Nous voilà donc tous mobilisés. Appelés au sens du devoir, tenus d’obéir aux consignes, et à solliciter un ausweis en cas de besoin. Bref, nous sommes en guerre, cela a été dit et redit.

le retour au réel

Vient de suite à l’esprit une phrase célèbre : « La première victime d’une guerre est la vérité ». Il faut se méfier du premier mouvement, qui est rarement le bon. La formule de Kipling s’en tient aux nécessités immédiates de la propagande, pour soutenir le moral de l’arrière, voire des troupes elles-mêmes. En réalité, la première victime d’une guerre est le mensonge. Les deux vérités ne sont pas contradictoires : la première, tactique, concerne le déroulé des opérations, la seconde, stratégique, la conclusion à en tirer. La première n’est pas chez nous d’actualité, tant sont remarquables, en plein tsunami épidémique, la transparence et la précision des communiqués de guerre. C’est la seconde qui nous atteint de plein fouet : le retour au réel.

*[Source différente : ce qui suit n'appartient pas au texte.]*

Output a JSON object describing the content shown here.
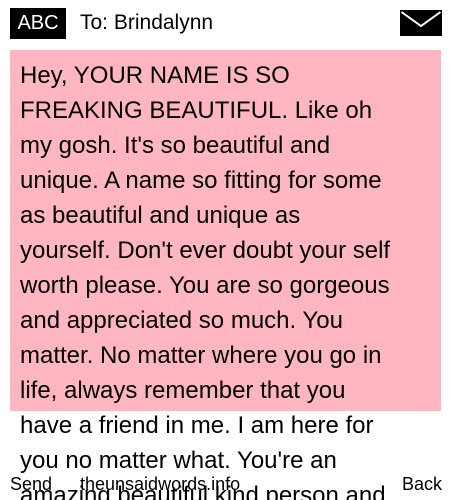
{
  "header": {
    "mode": "ABC",
    "recipient": "To: Brindalynn"
  },
  "icons": {
    "envelope": "envelope-icon"
  },
  "colors": {
    "message_background": "#ffb6c1",
    "badge_background": "#000000"
  },
  "message": {
    "text": "Hey, YOUR NAME IS SO\nFREAKING BEAUTIFUL. Like oh\nmy gosh. It's so beautiful and\nunique. A name so fitting for some\nas beautiful and unique as\nyourself. Don't ever doubt your self\nworth please. You are so gorgeous\nand appreciated so much. You\nmatter. No matter where you go in\nlife, always remember that you\nhave a friend in me. I am here for\nyou no matter what. You're an\namazing beautiful kind person and"
  },
  "footer": {
    "send": "Send",
    "site": "theunsaidwords.info",
    "back": "Back"
  }
}
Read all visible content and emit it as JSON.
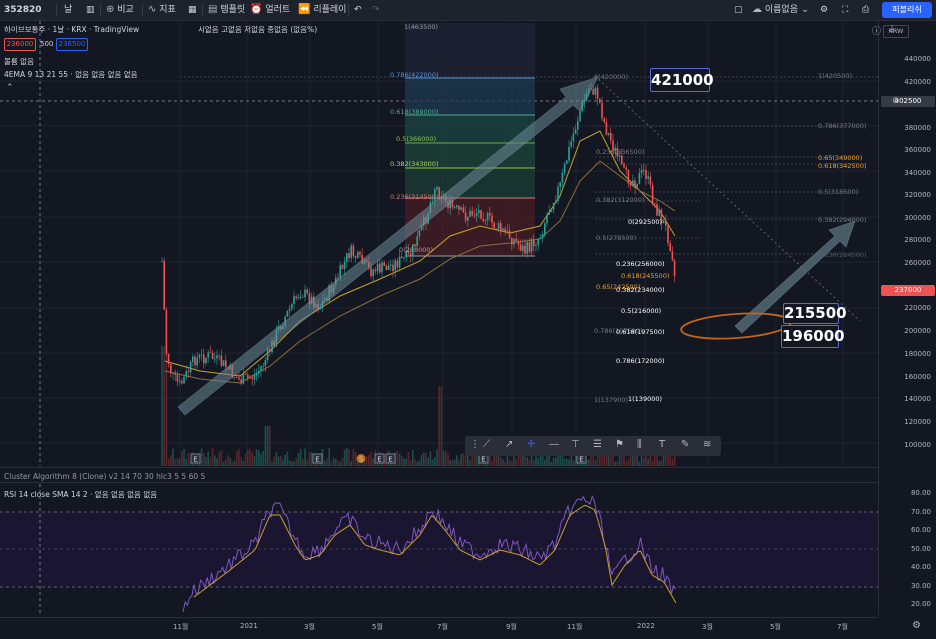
{
  "toolbar": {
    "symbol": "352820",
    "interval": "날",
    "compare": "비교",
    "indicators": "지표",
    "templates": "템플릿",
    "alert": "얼러트",
    "replay": "리플레이",
    "layout_name": "이름없음",
    "publish": "퍼블리쉬"
  },
  "legend": {
    "title": "하이브보통주 · 1날 · KRX · TradingView",
    "ohlc": "시없음 고없음 저없음 종없음 (없음%)",
    "bid": "236000",
    "spread": "500",
    "ask": "236500",
    "volume": "볼륨 없음",
    "ema": "4EMA 9 13 21 55 · 없음 없음 없음 없음",
    "cluster": "Cluster Algorithm 8 (Clone) v2 14 70 30 hlc3 5 5 60 5",
    "rsi": "RSI 14 close SMA 14 2 · 없음 없음 없음 없음"
  },
  "price_axis": {
    "exchange_badge": "KRW",
    "ticks": [
      "440000",
      "420000",
      "380000",
      "360000",
      "340000",
      "320000",
      "300000",
      "280000",
      "260000",
      "240000",
      "220000",
      "200000",
      "180000",
      "160000",
      "140000",
      "120000",
      "100000"
    ],
    "highlight_price": "402500",
    "last_price": "237000",
    "rsi_ticks": [
      "80.00",
      "70.00",
      "60.00",
      "50.00",
      "40.00",
      "30.00",
      "20.00"
    ]
  },
  "time_axis": {
    "ticks": [
      "11월",
      "2021",
      "3월",
      "5월",
      "7월",
      "9월",
      "11월",
      "2022",
      "3월",
      "5월",
      "7월"
    ]
  },
  "fib_left": {
    "top": "1(463500)",
    "levels": [
      "0.786(422000)",
      "0.618(389000)",
      "0.5(366000)",
      "0.382(343000)",
      "0.236(314500)",
      "0(268000)"
    ]
  },
  "fib_right": {
    "levels": [
      "0(420000)",
      "1(420500)",
      "0.786(377000)",
      "0.65(349000)",
      "0.618(342500)",
      "0.5(318500)",
      "0.382(294000)",
      "0.236(264500)",
      "0.5(278500)",
      "0.382(312000)",
      "0.236(336500)"
    ]
  },
  "fib_down": {
    "levels": [
      "0(292500)",
      "0.236(256000)",
      "0.618(245500)",
      "0.65(242500)",
      "0.382(234000)",
      "0.5(216000)",
      "0.786(197500)",
      "0.618(197500)",
      "0.786(172000)",
      "1(137900)",
      "1(139000)"
    ]
  },
  "callouts": {
    "top": "421000",
    "target1": "215500",
    "target2": "196000"
  },
  "colors": {
    "background": "#131722",
    "up": "#26a69a",
    "down": "#ef5350",
    "accent": "#2962ff",
    "rsi_line": "#7e57c2",
    "rsi_sma": "#c9a227",
    "callout_border": "#5b6cd8",
    "ellipse": "#c0651a"
  },
  "draw_toolbar": {
    "icons": [
      "trend-line-icon",
      "ray-icon",
      "crosshair-icon",
      "horizontal-line-icon",
      "price-label-icon",
      "fib-icon",
      "flag-icon",
      "long-short-icon",
      "text-icon",
      "brush-icon",
      "projection-icon"
    ]
  },
  "bottom_icon": "settings-gear-icon"
}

Convenons néanmoins que c’est une drôle de guerre, celle où le commandant en chef a pour mot d’ordre : « planquez-vous » ; où une mobilisation générale met à l’arrêt ; où on appelle à ne plus faire société pour faire nation, à s’isoler pour se serrer les coudes et à écarter les corps les uns des autres pour se rapprocher d’eux en esprit. Mais l’histoire n’est jamais avare de paradoxes. Et quand « l’ennemi » n’est pas seulement un virus omniprésent et invisible, mais le voisin de palier, voire la grand-mère, et le passant en général – on peut comprendre l’inversion des paramètres.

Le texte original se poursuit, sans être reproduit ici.